お兄様の家へ向かう途中、マンション近くへやってくると、窓の外に見覚えのある姿が目に飛び込んだ。
あれ……どうして……ッッ。
「ちょっと車を止めて」
私の合図で車が止まると、人通りの少ない道路に紛れもない彩華お姉様の姿が目に映る。
やっぱりお姉様だわ、あんなところで、何をしてるのかしら……?
スモークの張られた窓を少し開け、目を凝らしてみると、どうやら誰かと一緒のようだ。
相手の存在を確認する為、車に装備してある双眼鏡を取り出すと、覗いてみる。
横顔だしか確認できないが、そこには顔立ちの整った、きっとお姉様より年上だろう男の姿が目に映る。

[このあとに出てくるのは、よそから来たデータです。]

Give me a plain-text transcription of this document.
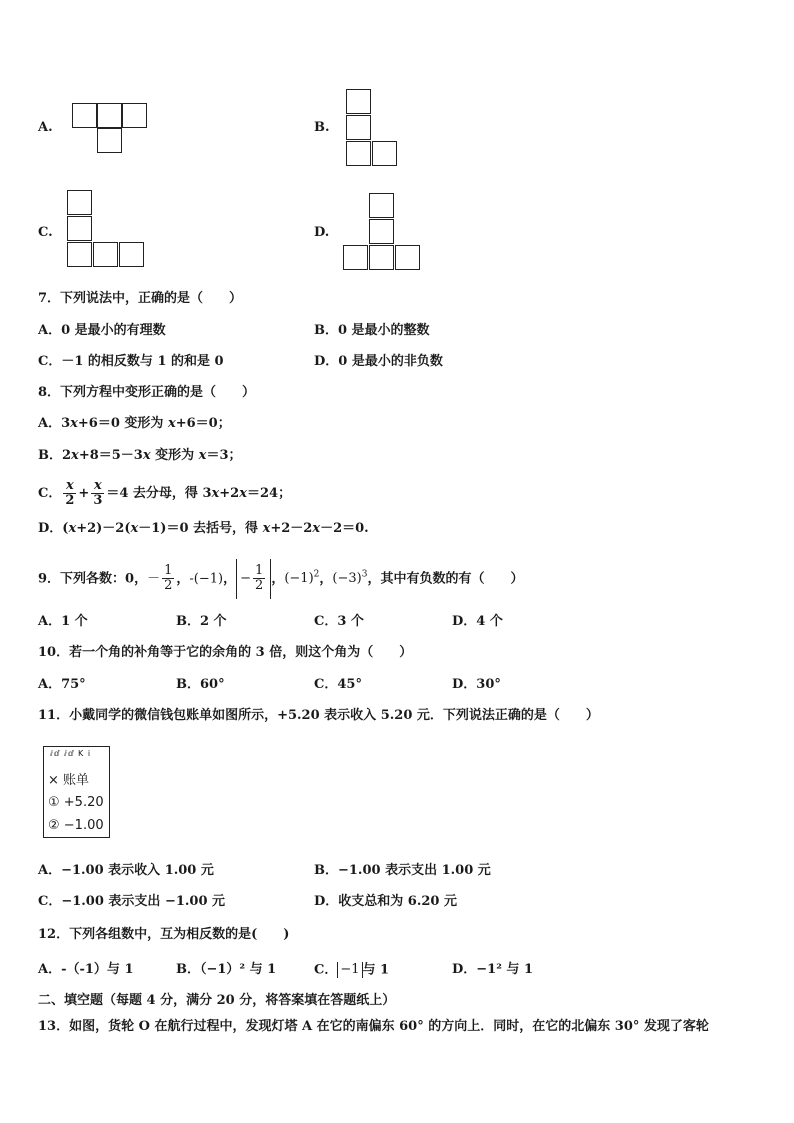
A.	B.
C.	D.
7．下列说法中，正确的是（　　）
A．0 是最小的有理数	B．0 是最小的整数
C．－1 的相反数与 1 的和是 0	D．0 是最小的非负数
8．下列方程中变形正确的是（　　）
A．3x+6＝0 变形为 x+6＝0；
B．2x+8＝5－3x 变形为 x＝3；
C． $\frac{x}{2} + \frac{x}{3} =4$ 去分母，得 3x+2x＝24；
D．(x+2)－2(x－1)＝0 去括号，得 x+2－2x－2＝0.
9．下列各数：0，－ $\frac{1}{2}$ ，-(−1)， − $\frac{1}{2}$ ，$(-1)^2$，$(-3)^3$，其中有负数的有（　　）
A．1 个	B．2 个	C．3 个	D．4 个
10．若一个角的补角等于它的余角的 3 倍，则这个角为（　　）
A．75°	B．60°	C．45°	D．30°
11．小戴同学的微信钱包账单如图所示，+5.20 表示收入 5.20 元．下列说法正确的是（　　）
ⅈⅆ ⅈⅆ K ⅰ
× 账单
① +5.20
② −1.00
A．−1.00 表示收入 1.00 元	B．−1.00 表示支出 1.00 元
C．−1.00 表示支出 −1.00 元	D．收支总和为 6.20 元
12．下列各组数中，互为相反数的是(　　)
A．-（-1）与 1	B．（−1）² 与 1	C． −1 与 1	D．−1² 与 1
二、填空题（每题 4 分，满分 20 分，将答案填在答题纸上）
13．如图，货轮 O 在航行过程中，发现灯塔 A 在它的南偏东 60° 的方向上．同时，在它的北偏东 30° 发现了客轮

見たことない男だが、彼はお姉様を引き留めるように腕を掴み、なんだか深刻な様子で話していた。
はっきりと顔を確認しようと身を乗り出す中、お姉様から離れたかと思うと、あっという間に車へ戻り、走り去っていく。
お姉様はその場から動かず、じっと車を見つめる姿に、私はすぐに車を走らせると、お兄様の元へと急いだ。